LEI DO PIX PENSÃO
Foi sancionada em 29/07/2026 a lei que ficou conhecida como "Pix Pensão", que altera o Código de Processo Civil e cria uma forma bem mais moderna — e automática — de garantir o pagamento da pensão alimentícia. Vamos entender o que muda na prática.
O problema que a lei resolve
Hoje, quando o devedor de pensão é funcionário registrado, o CPC já permite o desconto direto na folha de pagamento (art. 529).
Mas e quando o devedor é autônomo, profissional liberal ou empresário, sem vínculo empregatício formal? Nesses casos, o credor dependia de cobranças manuais, penhoras e, muitas vezes, de anos de atraso acumulado.
Como funciona o Pix Pensão?
A lei cria um mecanismo de transferência automática, mês a mês, direto da conta do devedor para a conta do credor (ou de seu representante legal).
Os principais pontos:
Quem pode pedir: o credor da pensão, em qualquer fase do cumprimento de sentença.

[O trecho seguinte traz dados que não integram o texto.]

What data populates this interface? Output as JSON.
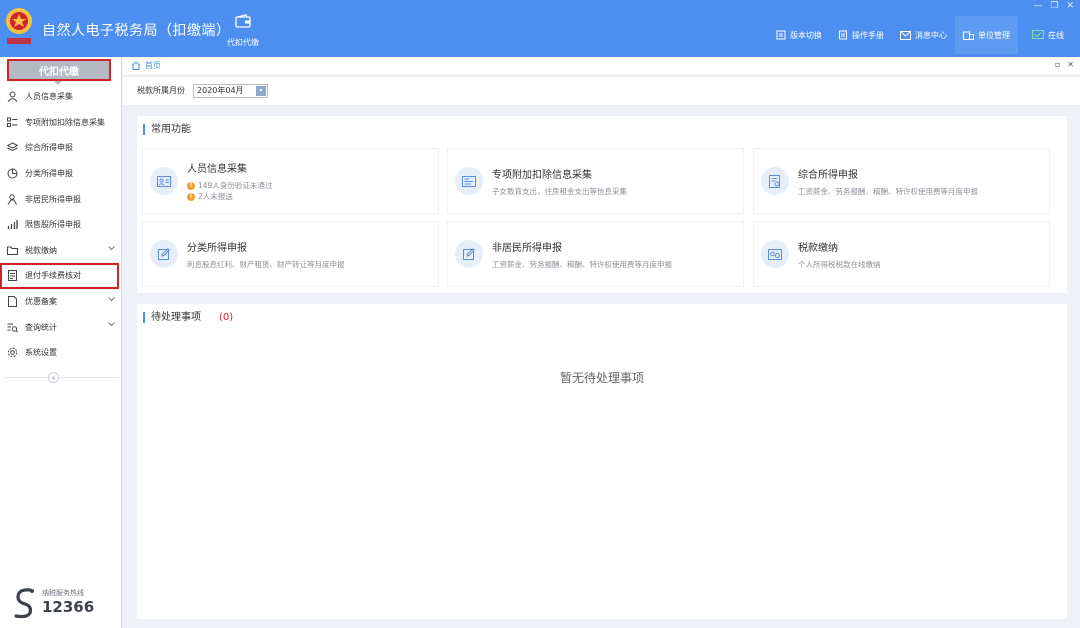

Como funciona: o juiz determina à instituição financeira, por meio de sistema eletrônico gerido pela autoridade supervisora do sistema financeiro nacional, que faça a transferência automática nas datas definidas.
O que consta na decisão: nome e CPF de credor e devedor, valor do desconto, prazo de duração, contas envolvidas, forma de atualização e juros em caso de atraso.
Prestação de contas: a instituição financeira informa periodicamente ao juízo os valores transferidos, e essas informações são juntadas ao processo.
E se não houver saldo na conta?
Aqui está um dos pontos mais fortes da lei: se não houver saldo suficiente na data prevista, a instituição financeira comunica o fato à autoridade supervisora, que pode tornar indisponíveis outros ativos financeiros do devedor — limitado ao valor da pensão em atraso. Isso vale até para ativos ligados à atividade empresarial, no caso de empresário individual.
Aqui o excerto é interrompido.